Explanations start then becoming chains of relations between entities (in time +/ space) that are filtered by fit to the underlying statistical measurements.

Within an explanation you can zoom-in/out in both space + time where time can also change space. The general form of an explanation is first as general and short as possible while retaining specificity & relevance for action.

Things you can change, manipulate or judge are poor nodes in an explanation – explanations (like most reasoning) are actually future-action oriented despite mainly being about a past/static set of things. “You” here being an actor relative to the thing providing the explanation.

So there’s actually a pit-load of philosophy to crunch through before you can even get an engineering a solution.

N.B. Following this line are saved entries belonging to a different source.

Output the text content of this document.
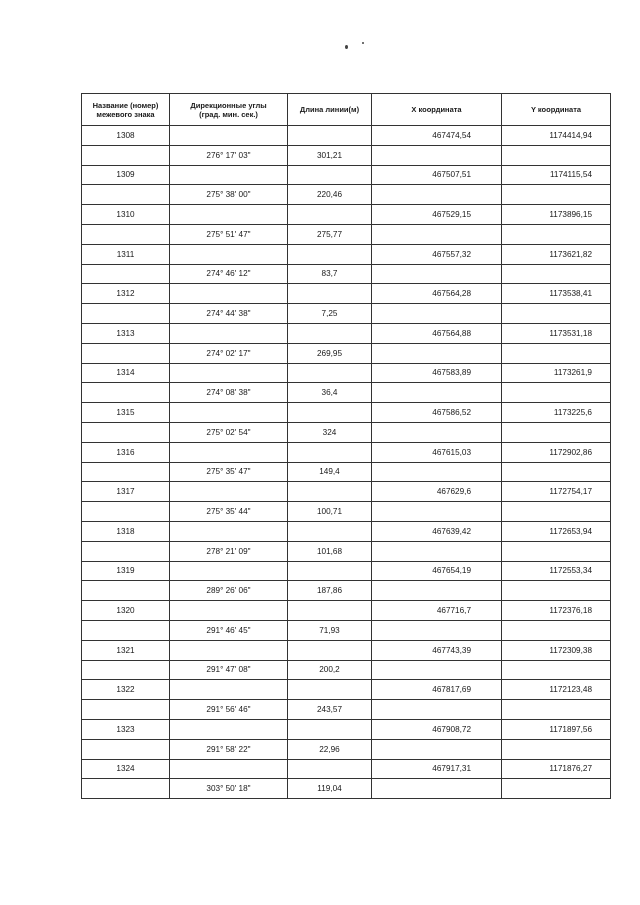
Название (номер)
межевого знака	Дирекционные углы
(град. мин. сек.)	Длина линии(м)	X координата	Y координата
1308			467474,54	1174414,94
	276° 17' 03"	301,21		
1309			467507,51	1174115,54
	275° 38' 00"	220,46		
1310			467529,15	1173896,15
	275° 51' 47"	275,77		
1311			467557,32	1173621,82
	274° 46' 12"	83,7		
1312			467564,28	1173538,41
	274° 44' 38"	7,25		
1313			467564,88	1173531,18
	274° 02' 17"	269,95		
1314			467583,89	1173261,9
	274° 08' 38"	36,4		
1315			467586,52	1173225,6
	275° 02' 54"	324		
1316			467615,03	1172902,86
	275° 35' 47"	149,4		
1317			467629,6	1172754,17
	275° 35' 44"	100,71		
1318			467639,42	1172653,94
	278° 21' 09"	101,68		
1319			467654,19	1172553,34
	289° 26' 06"	187,86		
1320			467716,7	1172376,18
	291° 46' 45"	71,93		
1321			467743,39	1172309,38
	291° 47' 08"	200,2		
1322			467817,69	1172123,48
	291° 56' 46"	243,57		
1323			467908,72	1171897,56
	291° 58' 22"	22,96		
1324			467917,31	1171876,27
	303° 50' 18"	119,04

Assumptions crumble like origami under the weight of inspection.

As per Lakoff, if the audience doesn’t have direct knowledge of the entities you want to use as nodes in your explanation, you can substitute using metaphor/analogy & omit detail to maintain relevance/applicability.

Metaphor & analogy working in the first place because the brain is representing, via HPC, *general* patterns of relations between nodes with flexible mapping of node<>sensory “thing” (all originally based on spatial relations between sensory landmarks for navigation).

A lot of the time there’s implicit in an explanation the point that if we undertake the sequence in the explanation we should more-or-less obtain the same output from similar starting configuration (again basis of “scientific” experimentation).

But no two moments are the same (rivers & Heraclitus &c) & neither is it guaranteed that action will play out the same so a *useful* explanation is one that concentrates on the most robust replicable patterns under control of the agent in Q (normally receiver of explanation).

All this appears achievable with a computer/artificial system – it’s just few mainstream discussions of explainable even remotely touch on points here. They normally want a *relevant & actionable* logic path that exactly matches reality at a level understood by general public.

While all this implicitness is normally filed under “common sense”, if you read any of the literature on neurodiversity you realise that not even all humans share the underlying assumptions.

(Ah if only my *actual* job was chatting all day with teams of engineers building explainable AI systems where this self-talk into the ether was actually useful in somekinda way. Hey ho.)